A report for the federal standing committee on the status of women paints a bleak picture of national efforts to address violence against women, saying funding levels fall short of the demand for services, meaning many women and children are forced to remain in violent situations.
And though Gillian’s Place didn’t take part in this particular study, its executive director says the issues raised by witnesses across the county mirror almost perfectly the experience locally.
The House of Commons standing committee held hearings between October and December 2018 on the system of shelters and transition houses serving women and children affected by violence, hearing testimony from dozens of organizations, individuals and federal departments and agencies.
As well, the lack of services may force some women and children to return to or remain in violent situations.

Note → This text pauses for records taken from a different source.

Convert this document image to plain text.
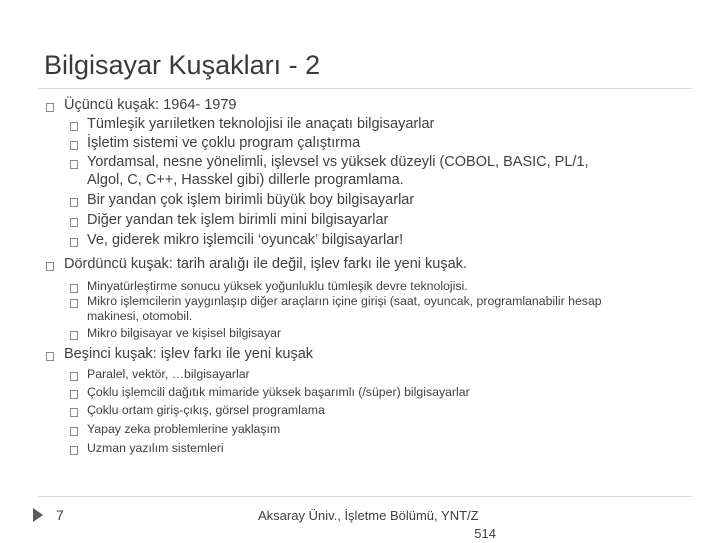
Bilgisayar Kuşakları - 2
Üçüncü kuşak: 1964- 1979
Tümleşik yarıiletken teknolojisi ile anaçatı bilgisayarlar
İşletim sistemi ve çoklu program çalıştırma
Yordamsal, nesne yönelimli, işlevsel vs yüksek düzeyli (COBOL, BASIC, PL/1,
Algol, C, C++, Hasskel gibi) dillerle programlama.
Bir yandan çok işlem birimli büyük boy bilgisayarlar
Diğer yandan tek işlem birimli mini bilgisayarlar
Ve, giderek mikro işlemcili ‘oyuncak’ bilgisayarlar!
Dördüncü kuşak: tarih aralığı ile değil, işlev farkı ile yeni kuşak.
Minyatürleştirme sonucu yüksek yoğunluklu tümleşik devre teknolojisi.
Mikro işlemcilerin yaygınlaşıp diğer araçların içine girişi (saat, oyuncak, programlanabilir hesap
makinesi, otomobil.
Mikro bilgisayar ve kişisel bilgisayar
Beşinci kuşak: işlev farkı ile yeni kuşak
Paralel, vektör, …bilgisayarlar
Çoklu işlemcili dağıtık mimaride yüksek başarımlı (/süper) bilgisayarlar
Çoklu ortam giriş-çıkış, görsel programlama
Yapay zeka problemlerine yaklaşım
Uzman yazılım sistemleri
7	Aksaray Üniv., İşletme Bölümü, YNT/Z
514
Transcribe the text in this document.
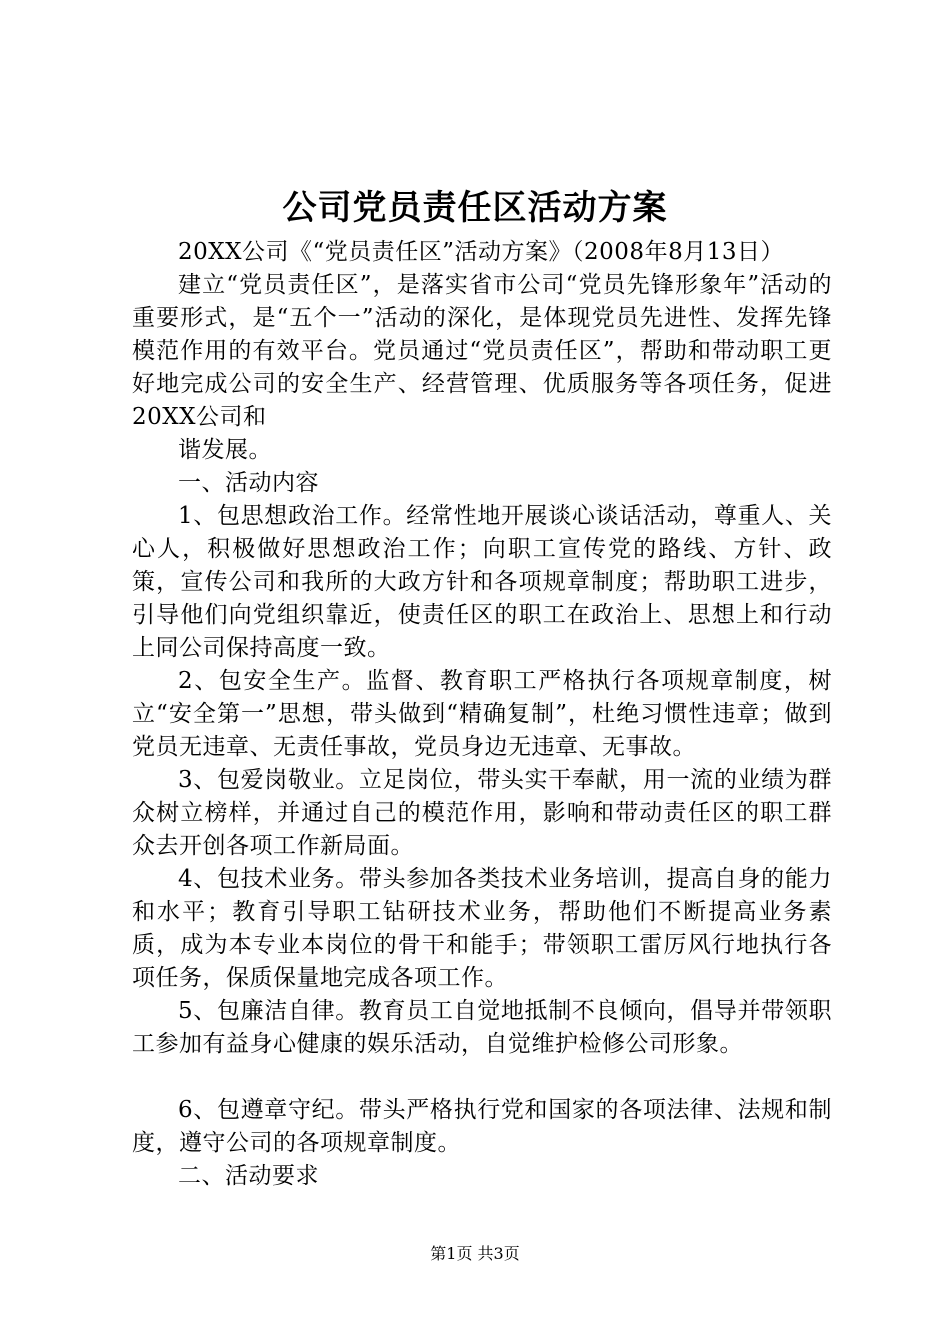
公司党员责任区活动方案

20XX公司《“党员责任区”活动方案》（2008年8月13日）

建立“党员责任区”，是落实省市公司“党员先锋形象年”活动的重要形式，是“五个一”活动的深化，是体现党员先进性、发挥先锋模范作用的有效平台。党员通过“党员责任区”，帮助和带动职工更好地完成公司的安全生产、经营管理、优质服务等各项任务，促进20XX公司和

谐发展。

一、活动内容

1、包思想政治工作。经常性地开展谈心谈话活动，尊重人、关心人，积极做好思想政治工作；向职工宣传党的路线、方针、政策，宣传公司和我所的大政方针和各项规章制度；帮助职工进步，引导他们向党组织靠近，使责任区的职工在政治上、思想上和行动上同公司保持高度一致。

2、包安全生产。监督、教育职工严格执行各项规章制度，树立“安全第一”思想，带头做到“精确复制”，杜绝习惯性违章；做到党员无违章、无责任事故，党员身边无违章、无事故。

3、包爱岗敬业。立足岗位，带头实干奉献，用一流的业绩为群众树立榜样，并通过自己的模范作用，影响和带动责任区的职工群众去开创各项工作新局面。

4、包技术业务。带头参加各类技术业务培训，提高自身的能力和水平；教育引导职工钻研技术业务，帮助他们不断提高业务素质，成为本专业本岗位的骨干和能手；带领职工雷厉风行地执行各项任务，保质保量地完成各项工作。

5、包廉洁自律。教育员工自觉地抵制不良倾向，倡导并带领职工参加有益身心健康的娱乐活动，自觉维护检修公司形象。

6、包遵章守纪。带头严格执行党和国家的各项法律、法规和制度，遵守公司的各项规章制度。

二、活动要求

第1页 共3页
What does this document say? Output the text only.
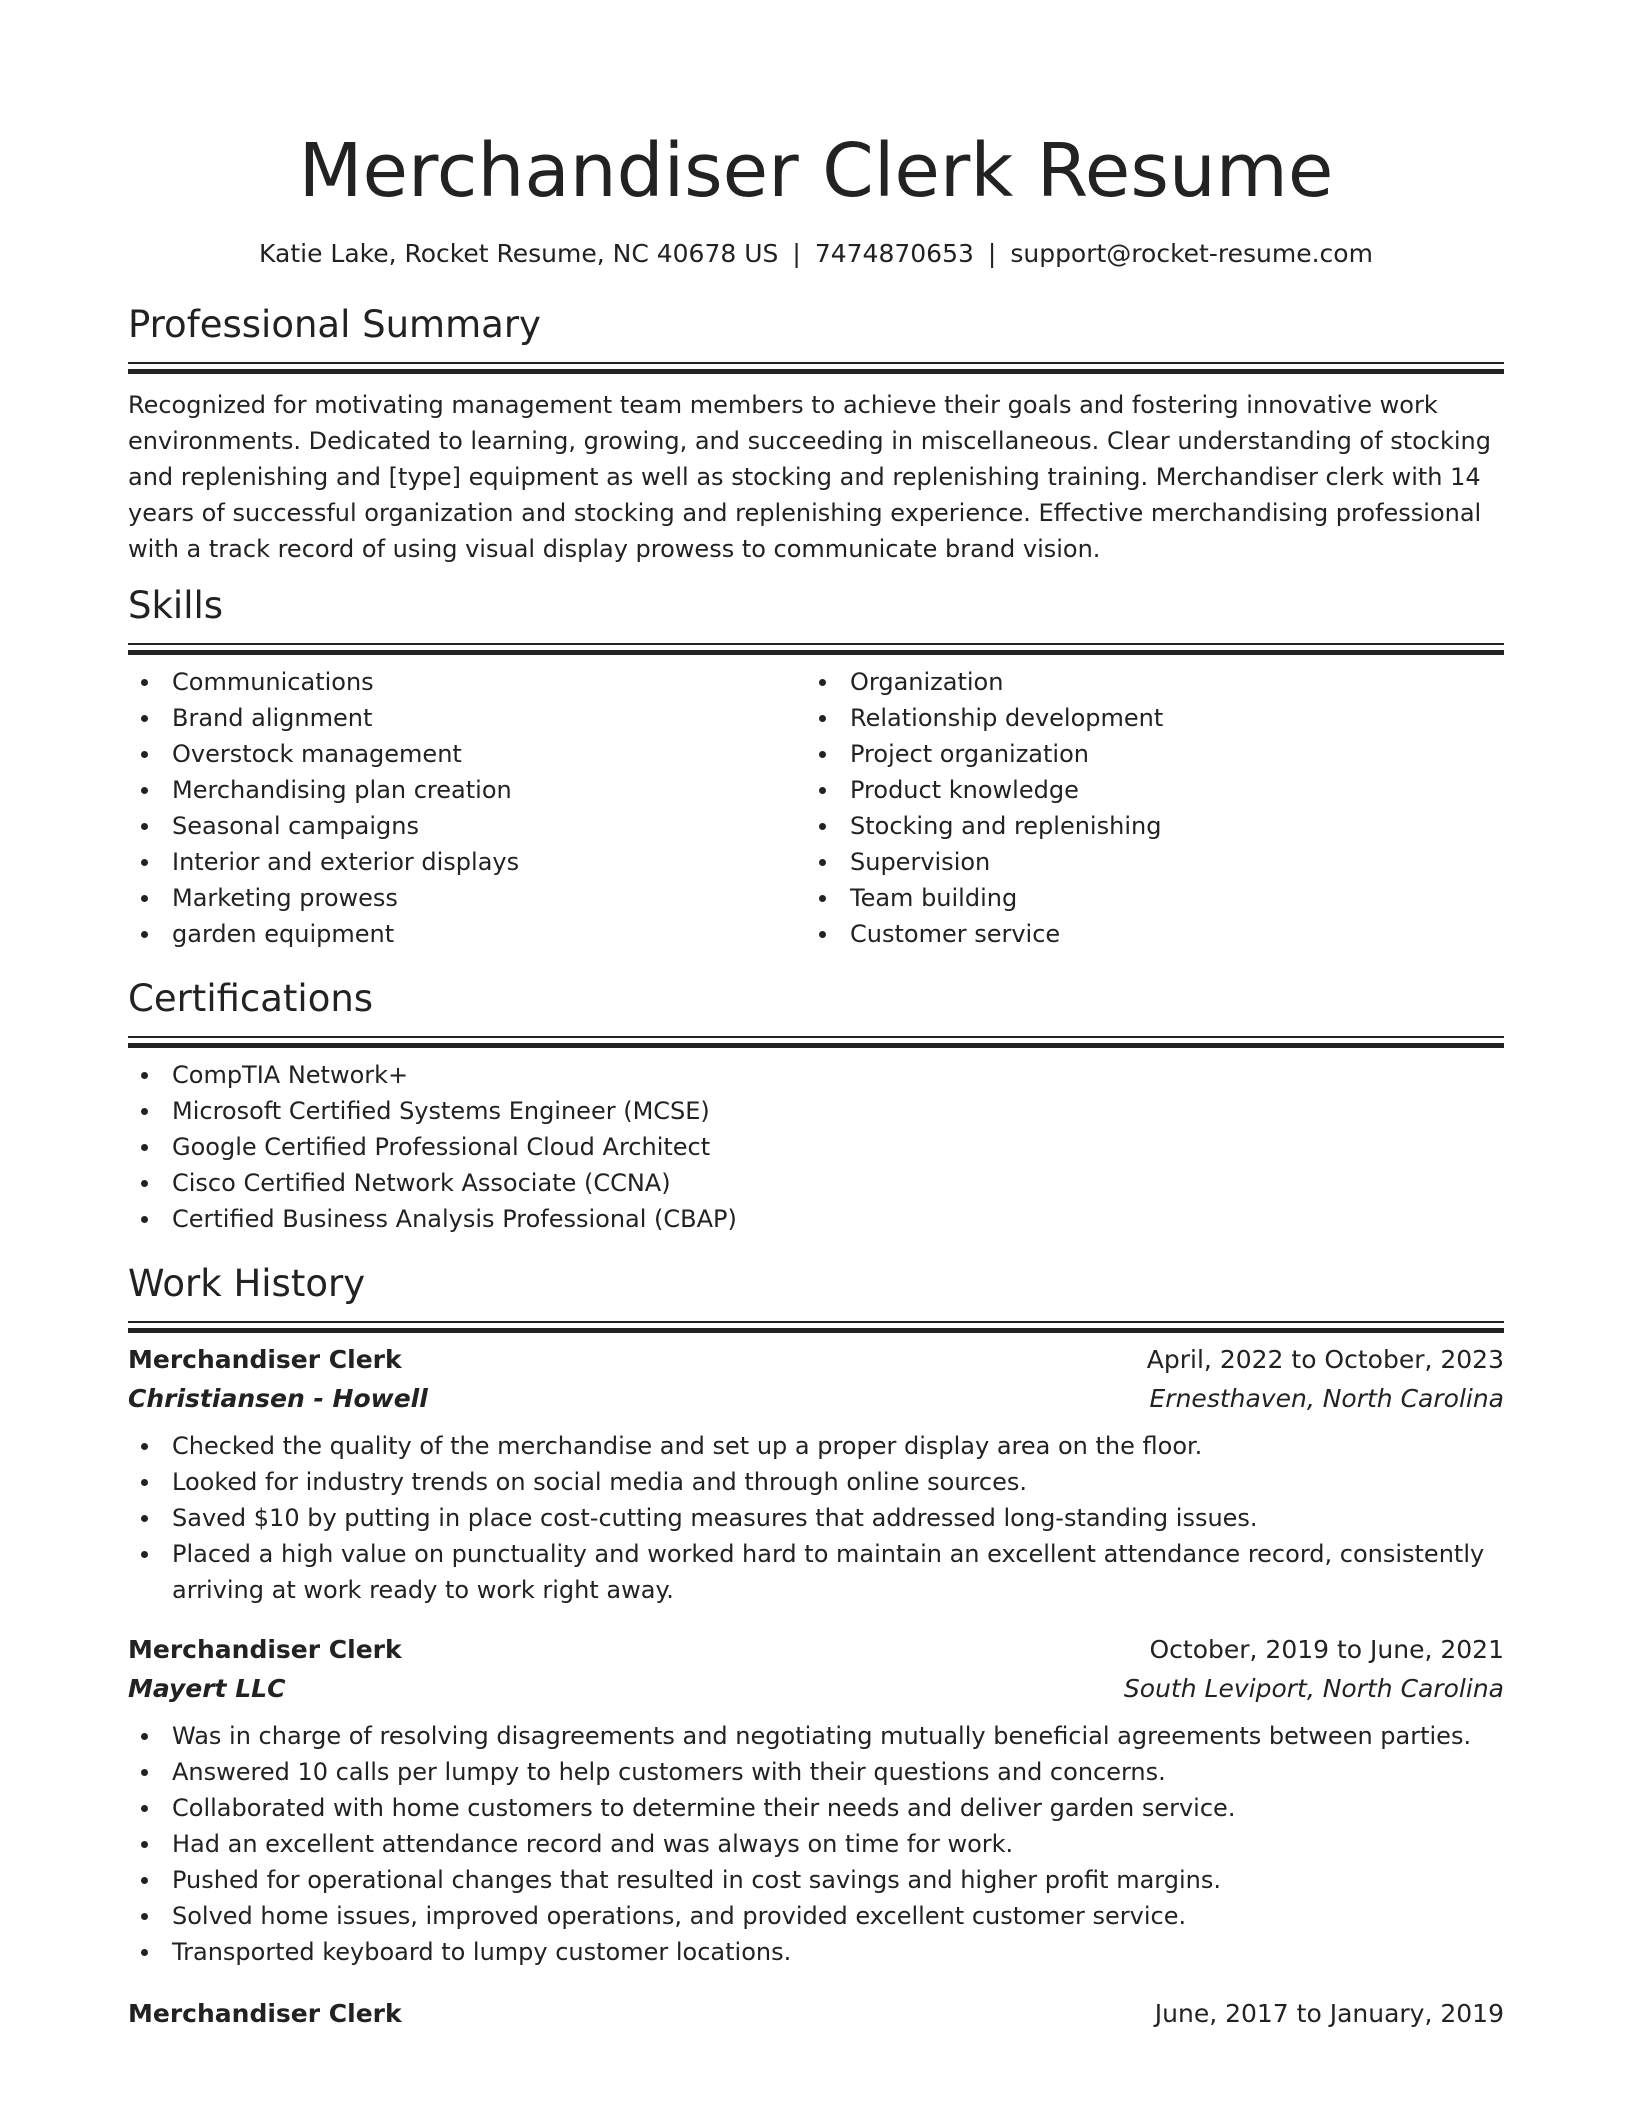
Merchandiser Clerk Resume
Katie Lake, Rocket Resume, NC 40678 US | 7474870653 | support@rocket-resume.com
Professional Summary

Recognized for motivating management team members to achieve their goals and fostering innovative work environments. Dedicated to learning, growing, and succeeding in miscellaneous. Clear understanding of stocking and replenishing and [type] equipment as well as stocking and replenishing training. Merchandiser clerk with 14 years of successful organization and stocking and replenishing experience. Effective merchandising professional with a track record of using visual display prowess to communicate brand vision.

Skills
Communications
Brand alignment
Overstock management
Merchandising plan creation
Seasonal campaigns
Interior and exterior displays
Marketing prowess
garden equipment
Organization
Relationship development
Project organization
Product knowledge
Stocking and replenishing
Supervision
Team building
Customer service
Certifications
CompTIA Network+
Microsoft Certified Systems Engineer (MCSE)
Google Certified Professional Cloud Architect
Cisco Certified Network Associate (CCNA)
Certified Business Analysis Professional (CBAP)
Work History
Merchandiser Clerk	April, 2022 to October, 2023
Christiansen - Howell	Ernesthaven, North Carolina
Checked the quality of the merchandise and set up a proper display area on the floor.
Looked for industry trends on social media and through online sources.
Saved $10 by putting in place cost-cutting measures that addressed long-standing issues.
Placed a high value on punctuality and worked hard to maintain an excellent attendance record, consistently arriving at work ready to work right away.
Merchandiser Clerk	October, 2019 to June, 2021
Mayert LLC	South Leviport, North Carolina
Was in charge of resolving disagreements and negotiating mutually beneficial agreements between parties.
Answered 10 calls per lumpy to help customers with their questions and concerns.
Collaborated with home customers to determine their needs and deliver garden service.
Had an excellent attendance record and was always on time for work.
Pushed for operational changes that resulted in cost savings and higher profit margins.
Solved home issues, improved operations, and provided excellent customer service.
Transported keyboard to lumpy customer locations.
Merchandiser Clerk	June, 2017 to January, 2019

Women and children affected by violence may face further challenges when they leave shelters and transition houses, including waiting times for, and difficulty accessing, transitional housing, and a lack of safe and affordable permanent housing.
The committee lists 20 recommendations with the aim of addressing the gap in service, ensuring a consistent availability of services across Canada — notably rural communities and increasing women’s access to safe affordable housing and supports.
Tanja Leob, of Gillian’s Place, said the report rings true and that the issues described are nothing new.
“These are issues that are long-standing and ongoing,” she said. “We’re pretty much at a national crisis in responding to violence against women.”
The St. Catharines shelter, which receives funding from Ontario’s Ministry of Children, Community and Social Services, has not had a funding increase — save for a small one a few years ago — for quite some time.
Leob said the increase they did receive doesn’t even come close to meeting the cost of living, let alone the rising cost of business. This means they have to fundraise more to try to close the gap.
Add in Niagara’s housing squeeze, and the fortunate few who are able to able to access the shelter end up staying longer.
Leob said the experience with Women’s Place of South Niagara is almost identical to theirs. Together, she said, they were forced to turn away more than 1,400 women last year, a 242 per cent increase over the previous year.
Leob said we’re seeing the effects of that lack of prevention, as the children of women who have previously entered their system are coming back.
“We just keep seeing the same problem, not just perpetuating but increasing,” she said. “It just becomes a whole cycle of abuse.”
Just as the needs of women are varied, the solutions must be as well, Leob said, noting women in crisis situations are quite often in limbo. A lack of a permanent residence or proof of separation act as barriers to government programs.
“We need flexible solutions that look into the varied needs of woman at this transitional stage of their life,” she said.